During the COVID-19 pandemic, people who had worked their jobs for decades faced unemployment for the first time in their careers. Some companies furloughed their employees, while others laid them off.
If you’ve never experienced unemployment, you may not know the main differences between furlough vs laid off. This article will clear everything up for you in an easy-to-read format.
1. How Long You’re Not Working
The most basic difference between laid off vs furlough is the amount of time you’re left without work. Furlough is a temporary situation: Your employer hasn’t cut ties and you’ll have the chance to resume your position.
How long furloughs last depends on the employer, the situation, and state laws regulating the practice. Employers should give you information about when you can return to work.
Being laid off from work, on the other hand, is permanent. In this case, employers don’t have enough money and/or enough work to keep you on the payroll. It’s different from firing because it’s not due to your performance.
2. Keep or Lose Benefits
The second-largest difference follows your employment station. If you’re furloughed and tied to your employer, you tend to keep your benefits.
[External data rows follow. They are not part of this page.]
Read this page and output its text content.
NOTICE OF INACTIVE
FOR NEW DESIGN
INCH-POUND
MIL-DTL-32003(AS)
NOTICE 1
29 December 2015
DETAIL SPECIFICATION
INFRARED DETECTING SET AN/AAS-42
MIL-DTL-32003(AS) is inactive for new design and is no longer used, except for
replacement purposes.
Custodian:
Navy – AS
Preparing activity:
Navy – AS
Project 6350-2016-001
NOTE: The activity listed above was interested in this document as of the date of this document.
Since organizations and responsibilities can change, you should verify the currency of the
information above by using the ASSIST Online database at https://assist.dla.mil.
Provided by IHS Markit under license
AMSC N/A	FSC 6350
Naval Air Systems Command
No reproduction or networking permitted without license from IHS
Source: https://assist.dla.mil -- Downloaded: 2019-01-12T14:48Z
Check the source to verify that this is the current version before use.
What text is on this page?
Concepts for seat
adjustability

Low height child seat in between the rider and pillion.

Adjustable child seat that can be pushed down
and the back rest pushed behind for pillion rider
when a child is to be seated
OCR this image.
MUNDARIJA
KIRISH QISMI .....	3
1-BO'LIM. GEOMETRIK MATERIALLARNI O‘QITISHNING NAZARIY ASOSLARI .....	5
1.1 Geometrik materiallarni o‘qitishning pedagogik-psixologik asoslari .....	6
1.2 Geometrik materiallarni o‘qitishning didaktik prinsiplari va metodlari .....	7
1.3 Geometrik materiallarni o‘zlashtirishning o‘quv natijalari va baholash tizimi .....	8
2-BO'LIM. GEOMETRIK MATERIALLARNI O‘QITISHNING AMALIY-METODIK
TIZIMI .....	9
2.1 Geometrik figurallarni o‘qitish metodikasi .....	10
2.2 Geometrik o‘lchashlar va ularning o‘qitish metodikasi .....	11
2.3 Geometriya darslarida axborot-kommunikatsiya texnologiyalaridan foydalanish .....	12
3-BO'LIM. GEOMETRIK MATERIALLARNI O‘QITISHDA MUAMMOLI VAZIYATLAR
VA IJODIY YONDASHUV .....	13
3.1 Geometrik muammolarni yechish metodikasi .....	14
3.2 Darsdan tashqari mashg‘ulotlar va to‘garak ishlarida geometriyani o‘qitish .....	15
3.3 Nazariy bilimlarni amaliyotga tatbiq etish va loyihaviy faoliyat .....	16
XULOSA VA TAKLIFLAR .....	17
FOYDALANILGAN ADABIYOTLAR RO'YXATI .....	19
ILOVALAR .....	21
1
If you’re laid off, you have no relationship with your employer and lose work benefits.
The main benefit affected by being furloughed or laid off is health insurance. While furloughed workers keep employee insurance in most cases, workers who get laid off lose it.
Unemployed Americans can find insurance on the federal Health Insurance Marketplace, but enrollment isn’t always open. Losing the convenience and value of insurance from your employer is a major blow to your healthcare budget.
3. How Your Job Search Goes
When it comes to navigating life after being furloughed or laid off, there are some major differences to keep in mind. Furlough promises job security, so many see it as the more favorable option. Yet, being in employment purgatory with a job on hold but no work or pay affects your work record.
Without a hard break in employment, you can’t often collect unemployment money. The US federal government allowed it during the worst of the COVID-19 pandemic, but it’s not typical. When you’re laid off, you have the option.
While furlough is a common practice, some employers look at work records with a very critical eye. They may look at your time without work as suspicious or irresponsible even though it’s out of your hands.
Furloughed workers can sometimes pick up work from temp agencies to help the issue. It bridges the gap between when you’re furloughed and when you’re reinstated. Temp agencies also help people make money after being laid off while they look for new careers.
Furlough vs Laid Off and Other Key Topics for a Better Work Life
Now that you know these key differences between furlough vs laid off, you’re prepared in the event that you’re furloughed or laid off from work.